Tras los acontecimientos de las últimas semanas, casi todos tenemos una imagen mental de las aterradoras consecuencias de una depresión aislada en niveles altos, más conocida por su acrónimo DANA. Pero menos habitual es saber en qué consiste este fenómeno meteorológico, relativamente común en los otoños de la cuenca mediterránea. Tradicionalmente conocida como gota fría, es una gran masa de aire frío a gran altura que, tras desprenderse de una corriente y quedar aislada, se desploma sobre el aire caliente que hay a menor altitud.
Una DANA puede permanecer horas, e incluso días, sin moverse de un área geográfica concreta, y ocasionalmente puede desplazarse hacia el oeste. La magnitud y fuerza de la gota fría dependerá de la intensidad de los factores que la originan.
Por un lado, una masa de aire frío a gran altura, normalmente localizada a elevadas latitudes; en general, en Europa, la corriente en chorro polar suele ser el origen de estas masas de aire. Una fuerte corriente delgada y concentrada de aire muy frío, que viaja a gran velocidad de oeste a este en torno al Círculo Polar Ártico; ocasionalmente, se forma un bucle en su recorrido, de forma similar a como se forma un meandro en un río, y se desprende una porción de su masa, viajando hacia el sur. La corriente en chorro se forma por efecto de la rotación terrestre, y aumenta su fuerza cuando la atmósfera se calienta.
Por otro lado, debemos tener una masa de aire superficial caliente, que normalmente se produce en las proximidades de mares cerrados durante el otoño, ya que preservan el calor del verano —que no se ha disipado por el resto del océano— y calientan el aire en capas bajas.
Debido al cambio climático, la atmósfera en su conjunto está cada vez más caliente, lo que aumenta la fuerza e intensidad de las corrientes en chorro, y con ello, la probabilidad de que se formen esas masas de aire frío a gran altura. Además, los veranos cada vez más cálidos convierten al mar Mediterráneo en una especie de olla cuyas aguas están cada vez más y más calientes.
Como el único lugar por donde el Mediterráneo puede disipar tanto calor al océano es a través del estrecho de Gibraltar —una abertura diminuta en comparación con su gran superficie—, el calor se acumula cada vez más. Así es como el cambio climático antropogénico está dotando de combustible a los dos motores causantes de las gotas frías.

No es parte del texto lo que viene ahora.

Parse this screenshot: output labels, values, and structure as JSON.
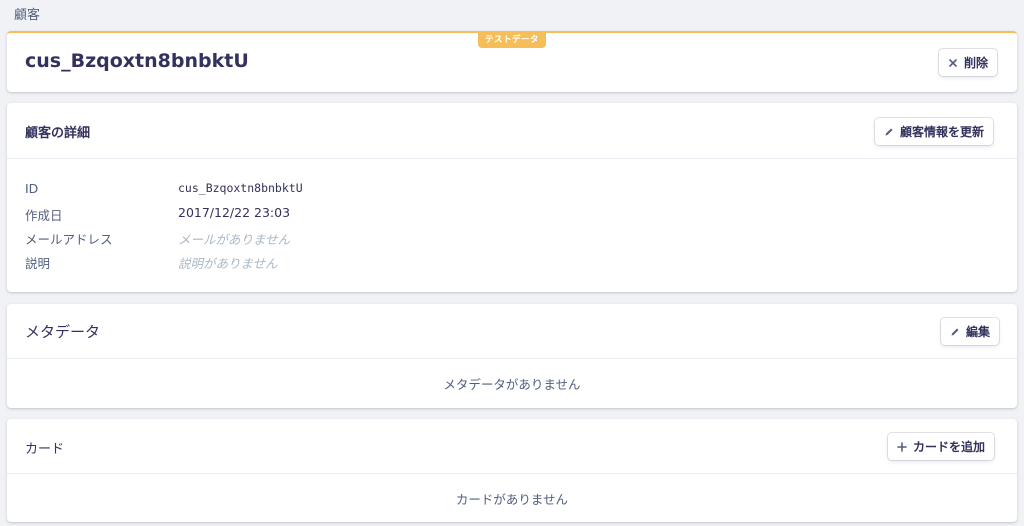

El concepto de tiempo de retorno se define como el lapso de tiempo promedio que transcurre entre dos eventos consecutivos de una misma magnitud. Un tiempo de retorno bajo implica baja magnitud, mientras que eventos de gran magnitud se corresponden con altos tiempos de retorno.
Según las estimaciones realizadas sobre la dana que azotó la costa suroccidental de la península ibérica a finales de octubre, su período de retorno se encuentra, según distintas fuentes, entre los 500 y los 2000 años. Para la siguiente, sucedida en la segunda semana de noviembre, aún no disponemos de datos. Sin embargo, de un tiempo a esta parte, estos tiempos están cambiando de significado.
En general, el cambio climático está causando que los fenómenos meteorológicos extremos sean cada vez más frecuentes e intensos y, como hemos visto, este evento de gota fría no ha sido una excepción. Según un análisis preliminar llevado a cabo por la World Weather Attribution —el principal organismo internacional dedicado al análisis de contribución del cambio climático a desastres naturales—, la intensidad de este desastre ha sido hasta un 12 % mayor debido al cambio climático antropogénico, y la probabilidad del suceso ha sido del doble respecto a un escenario preindustrial.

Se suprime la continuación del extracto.